Le service de psychiatrie de l’hôpital Fernand-Widal voit défiler près de 1 000 patients par an, dont 250 personnes avec des problèmes liés au crack. Selon la médecin psychiatre Florence Vorspan en charge de créer une cohorte de consommateurs pour ce projet, «les patients prendront le traitement pendant des séquences de trois semaines et on pourra ainsi comparer l’efficacité des traitements sur ces symptômes moteurs. L’idéal est d’avoir des patients qui ne suivent jusqu’alors aucun traitement afin de pouvoir les voir régulièrement.»

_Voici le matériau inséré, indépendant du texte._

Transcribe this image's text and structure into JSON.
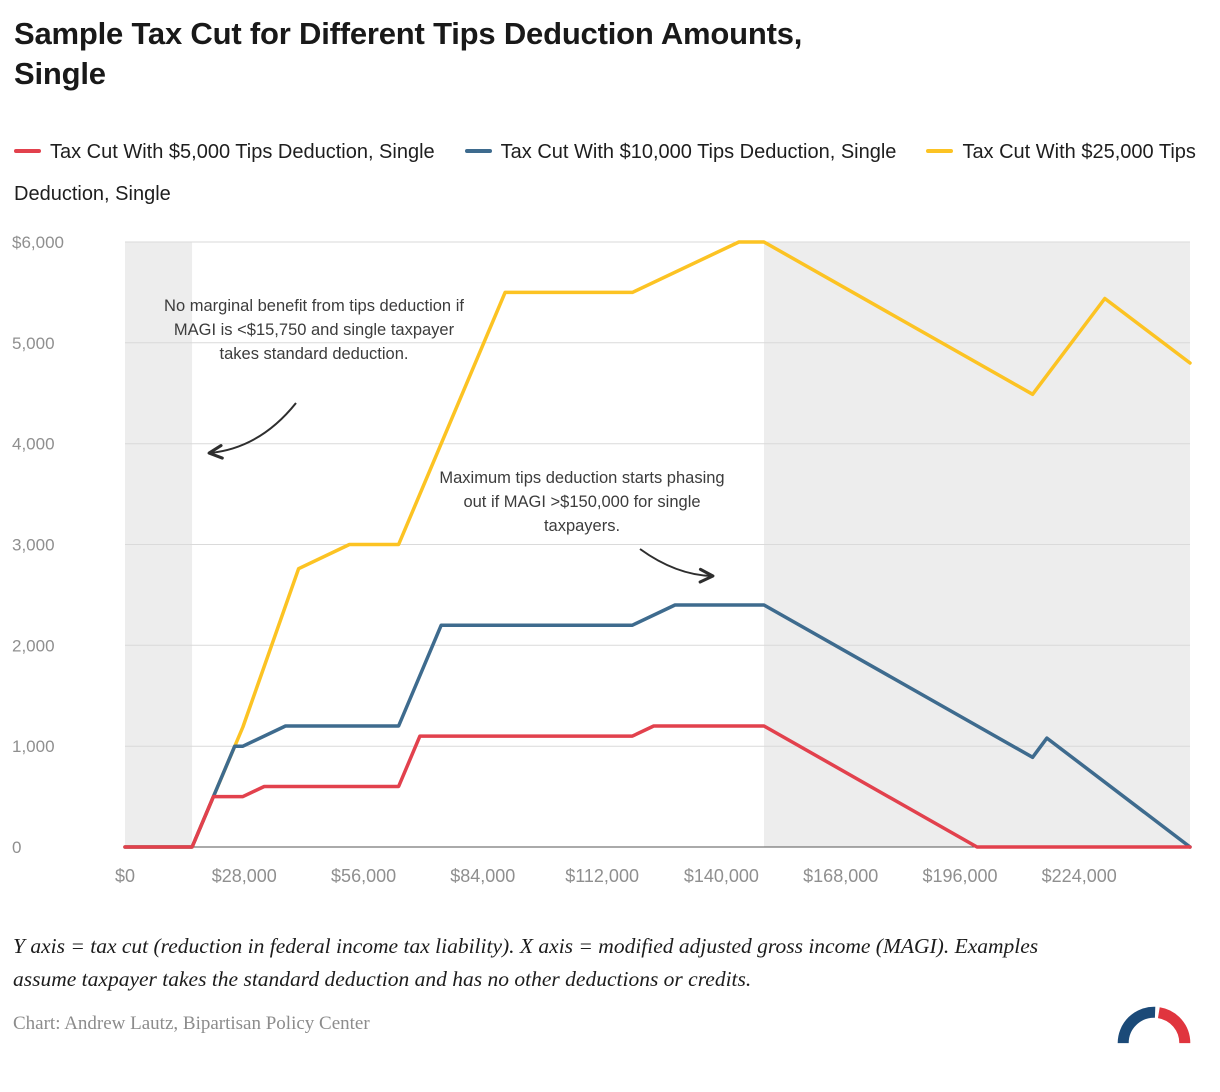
{
  "header": {
    "title_lines": [
      "Sample Tax Cut for Different Tips Deduction Amounts,",
      "Single"
    ]
  },
  "legend": [
    {
      "label": "Tax Cut With $5,000 Tips Deduction, Single",
      "color": "#e2414d"
    },
    {
      "label": "Tax Cut With $10,000 Tips Deduction, Single",
      "color": "#3e6b8e"
    },
    {
      "label": "Tax Cut With $25,000 Tips Deduction, Single",
      "color": "#fcc323"
    }
  ],
  "chart_data": {
    "type": "line",
    "title": "Sample Tax Cut for Different Tips Deduction Amounts, Single",
    "xlabel": "Modified adjusted gross income (MAGI)",
    "ylabel": "Tax cut (reduction in federal income tax liability)",
    "xlim": [
      0,
      250000
    ],
    "ylim": [
      0,
      6000
    ],
    "grid": "horizontal",
    "legend_position": "top",
    "x_ticks": [
      {
        "value": 0,
        "label": "$0"
      },
      {
        "value": 28000,
        "label": "$28,000"
      },
      {
        "value": 56000,
        "label": "$56,000"
      },
      {
        "value": 84000,
        "label": "$84,000"
      },
      {
        "value": 112000,
        "label": "$112,000"
      },
      {
        "value": 140000,
        "label": "$140,000"
      },
      {
        "value": 168000,
        "label": "$168,000"
      },
      {
        "value": 196000,
        "label": "$196,000"
      },
      {
        "value": 224000,
        "label": "$224,000"
      }
    ],
    "y_ticks": [
      {
        "value": 0,
        "label": "0"
      },
      {
        "value": 1000,
        "label": "1,000"
      },
      {
        "value": 2000,
        "label": "2,000"
      },
      {
        "value": 3000,
        "label": "3,000"
      },
      {
        "value": 4000,
        "label": "4,000"
      },
      {
        "value": 5000,
        "label": "5,000"
      },
      {
        "value": 6000,
        "label": "$6,000"
      }
    ],
    "shaded_regions": [
      {
        "from": 0,
        "to": 15750
      },
      {
        "from": 150000,
        "to": 250000
      }
    ],
    "colors": {
      "shade": "#ededed",
      "grid": "#dadada",
      "axis": "#565656",
      "tick_label": "#8f8f8f"
    },
    "series": [
      {
        "name": "Tax Cut With $5,000 Tips Deduction, Single",
        "color": "#e2414d",
        "points": [
          [
            0,
            0
          ],
          [
            15750,
            0
          ],
          [
            20750,
            500
          ],
          [
            27675,
            500
          ],
          [
            32675,
            600
          ],
          [
            64225,
            600
          ],
          [
            69225,
            1100
          ],
          [
            119100,
            1100
          ],
          [
            124100,
            1200
          ],
          [
            150000,
            1200
          ],
          [
            200000,
            0
          ],
          [
            250000,
            0
          ]
        ]
      },
      {
        "name": "Tax Cut With $10,000 Tips Deduction, Single",
        "color": "#3e6b8e",
        "points": [
          [
            0,
            0
          ],
          [
            15750,
            0
          ],
          [
            25750,
            1000
          ],
          [
            27675,
            1000
          ],
          [
            37675,
            1200
          ],
          [
            64225,
            1200
          ],
          [
            74225,
            2200
          ],
          [
            119100,
            2200
          ],
          [
            129100,
            2400
          ],
          [
            150000,
            2400
          ],
          [
            213050,
            890
          ],
          [
            216400,
            1080
          ],
          [
            250000,
            0
          ]
        ]
      },
      {
        "name": "Tax Cut With $25,000 Tips Deduction, Single",
        "color": "#fcc323",
        "points": [
          [
            0,
            0
          ],
          [
            15750,
            0
          ],
          [
            27675,
            1190
          ],
          [
            40750,
            2760
          ],
          [
            52675,
            3000
          ],
          [
            64225,
            3000
          ],
          [
            89225,
            5500
          ],
          [
            119100,
            5500
          ],
          [
            144100,
            6000
          ],
          [
            150000,
            6000
          ],
          [
            213050,
            4490
          ],
          [
            230000,
            5440
          ],
          [
            250000,
            4800
          ]
        ]
      }
    ],
    "annotations": [
      {
        "text": "No marginal benefit from tips deduction if MAGI is <$15,750 and single taxpayer takes standard deduction."
      },
      {
        "text": "Maximum tips deduction starts phasing out if MAGI >$150,000 for single taxpayers."
      }
    ]
  },
  "notes": {
    "text": "Y axis = tax cut (reduction in federal income tax liability). X axis = modified adjusted gross income (MAGI). Examples assume taxpayer takes the standard deduction and has no other deductions or credits."
  },
  "credit": {
    "text": "Chart: Andrew Lautz, Bipartisan Policy Center"
  },
  "logo": {
    "name": "bipartisan-policy-center-logo",
    "blue_color": "#1b4a78",
    "red_color": "#e0353e"
  }
}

Suivre individuellement les consommateurs est primordial selon les professionnels de santé. En mars, un rapport publiéconjointement par l’Inserm et l’Observatoire français des drogues et des toxicomanies (OFDT) mettait en évidence les vies «cabossées» par le crack et le déficit de la prise en charge de ces consommateurs, lié à l’absence de traitement de maintenance. Pour la sociologue de l’Inserm Marie Jauffret-Roustide chargée d’évaluer les attentes des futurs patients sous traitement de substitution, les profils des consommateurs sont multiples : «On a des usagers de crack qui ont toujours été précaires, comme des enfants de l’Aide sociale à l’enfance. Des personnes qui ont subi des violences. Mais aussi des gens comme vous et moi, avec une enfance heureuse, des parents aimants, mais qui à un moment donné font face à quelque chose qui les emmène vers la drogue. Chez ceux qui ont eu une rupture amoureuse ou un licenciement, qui étaient insérés, on observe une dégringolade sociale très rapide. En seulement quelques mois.»

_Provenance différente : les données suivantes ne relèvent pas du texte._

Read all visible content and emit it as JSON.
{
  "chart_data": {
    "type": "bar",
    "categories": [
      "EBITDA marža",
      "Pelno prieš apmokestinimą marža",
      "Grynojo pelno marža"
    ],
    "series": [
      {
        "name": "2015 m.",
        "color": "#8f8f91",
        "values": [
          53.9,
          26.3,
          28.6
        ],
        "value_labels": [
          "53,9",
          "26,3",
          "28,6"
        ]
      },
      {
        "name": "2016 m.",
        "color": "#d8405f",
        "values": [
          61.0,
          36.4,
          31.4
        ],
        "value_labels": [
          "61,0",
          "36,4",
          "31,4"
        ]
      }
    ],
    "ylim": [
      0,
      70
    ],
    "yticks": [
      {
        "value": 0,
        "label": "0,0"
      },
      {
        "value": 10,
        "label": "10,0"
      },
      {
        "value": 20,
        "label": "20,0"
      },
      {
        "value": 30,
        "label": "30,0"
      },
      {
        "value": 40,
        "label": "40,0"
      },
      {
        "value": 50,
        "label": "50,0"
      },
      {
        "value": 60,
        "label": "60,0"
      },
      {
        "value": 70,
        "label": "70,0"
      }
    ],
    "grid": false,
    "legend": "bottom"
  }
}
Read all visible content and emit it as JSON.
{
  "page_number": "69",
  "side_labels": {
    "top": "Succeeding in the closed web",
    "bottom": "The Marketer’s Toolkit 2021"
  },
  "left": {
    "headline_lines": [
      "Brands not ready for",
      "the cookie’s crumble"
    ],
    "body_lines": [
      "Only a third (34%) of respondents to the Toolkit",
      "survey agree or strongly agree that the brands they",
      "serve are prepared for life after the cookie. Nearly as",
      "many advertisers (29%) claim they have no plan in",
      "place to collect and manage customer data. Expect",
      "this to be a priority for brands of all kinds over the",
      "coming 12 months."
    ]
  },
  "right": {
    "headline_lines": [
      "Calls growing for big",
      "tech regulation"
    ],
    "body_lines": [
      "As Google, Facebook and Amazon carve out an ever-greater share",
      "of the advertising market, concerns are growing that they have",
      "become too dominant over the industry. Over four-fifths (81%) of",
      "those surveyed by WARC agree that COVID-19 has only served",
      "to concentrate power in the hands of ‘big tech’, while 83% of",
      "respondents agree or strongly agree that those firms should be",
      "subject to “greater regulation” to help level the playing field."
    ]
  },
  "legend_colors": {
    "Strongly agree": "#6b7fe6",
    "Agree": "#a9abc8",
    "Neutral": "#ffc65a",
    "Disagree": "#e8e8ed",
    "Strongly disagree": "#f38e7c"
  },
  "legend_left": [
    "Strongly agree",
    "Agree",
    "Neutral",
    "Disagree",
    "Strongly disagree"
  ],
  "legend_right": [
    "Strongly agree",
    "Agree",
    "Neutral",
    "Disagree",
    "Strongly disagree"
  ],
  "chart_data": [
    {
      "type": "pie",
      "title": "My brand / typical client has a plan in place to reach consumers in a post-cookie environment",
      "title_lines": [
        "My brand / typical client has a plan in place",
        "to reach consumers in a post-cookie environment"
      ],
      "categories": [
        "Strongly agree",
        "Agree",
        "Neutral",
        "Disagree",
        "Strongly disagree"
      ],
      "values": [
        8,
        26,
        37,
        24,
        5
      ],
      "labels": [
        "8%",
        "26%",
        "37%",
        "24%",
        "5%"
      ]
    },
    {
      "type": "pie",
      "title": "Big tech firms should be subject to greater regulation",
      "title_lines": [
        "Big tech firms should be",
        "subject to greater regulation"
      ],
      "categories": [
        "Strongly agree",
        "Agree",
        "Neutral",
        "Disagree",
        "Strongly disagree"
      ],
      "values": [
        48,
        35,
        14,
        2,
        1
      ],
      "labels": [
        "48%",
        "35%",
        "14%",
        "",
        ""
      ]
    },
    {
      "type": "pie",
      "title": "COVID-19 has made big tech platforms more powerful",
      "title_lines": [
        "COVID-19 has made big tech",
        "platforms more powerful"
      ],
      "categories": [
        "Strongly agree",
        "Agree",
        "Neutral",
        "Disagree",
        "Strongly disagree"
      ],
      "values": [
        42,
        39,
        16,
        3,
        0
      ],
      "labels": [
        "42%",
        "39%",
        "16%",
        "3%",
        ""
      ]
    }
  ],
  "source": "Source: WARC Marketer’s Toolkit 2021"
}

Pour beaucoup d’usagers, le besoin «d’une pause dans la consommation» est primordial. Contrairement à l’alcool où il y a un danger physique, stopper le crack peut se faire en dehors de l’hôpital. Pendant quarante-huit heures, le consommateur en sevrage va être hypersomniaque. Ensuite, stress et anxiété reviennent. Selon les médecins psychiatres, il faut dix jours pour passer la phase aiguë, mais l’envie de consommer, appelée «craving», continue. D’où l’importance d’être accompagné. Des établissements de postcure existent tels que les communautés ou centres thérapeutiques résidentiels qui souvent hébergent les patients consommateurs pour une durée moyenne de six mois.

Un point de «non-retour»

Après trente ans d’errements, une stratégie mêlant sécurité et santé publique semble sur le point d’émerger, à rebours des déclarations du ministère de l’Intérieur et du choix d’établir un camp pour les usagers de crack à la porte de Villette. Fin septembre, à l’occasion de l’ouverture du congrès annuel de la Fédération Addiction, un courrier du ministre de la Santé Olivier Véran annonçait la prolongation de l’expérimentation pour trois ans des salles de consommation, rebaptisées «Haltes soin addiction» ou «HAS». Un mois plus tard, le 22 octobre, c’était le vote, dans le cadre du vote du projet de loi de financement de la sécurité sociale, de l’amendement de la députée LREM du Loiret Caroline Janvier. Il permet le prolongement de l’expérimentation des salles de consommation à moindre risque et surtout d’étendre la possibilité de créer ces espaces au sein des Centres de soins, d’accompagnement et de prévention en addictologie (Csapa). Jusque-là, seulement les Centres d’accueil et d’accompagnement à la réduction des risques pour usagers de drogue (Caarud) pouvaient accueillir ces nouveaux espaces de consommation.

Chercheurs comme professionnels de santé s’accordent autour d’une chose : la situation est arrivée à un tournant dans la prise en charge des usagers. Pire, un «point de non-retour» avec l’évacuation du jardin d’Eole et l’établissement du camp place de la Villette. «Ce qu’on voit chez une partie des riverains ou des médias, c’est une représentation des usagers de crack comme un public irrécupérable, dans l’incapacité d’arrêter, observe la chercheuse Marie Jauffret Roustide. Or cette impression est liée au contexte dans lequel les gens vivent et consomment. Quand on vit à la rue, on consomme aussi pour oublier. Il faut bien sûr trouver des solutions pour les riverains. Mais si on améliore la situation des usagers, on améliorera celle des riverains.»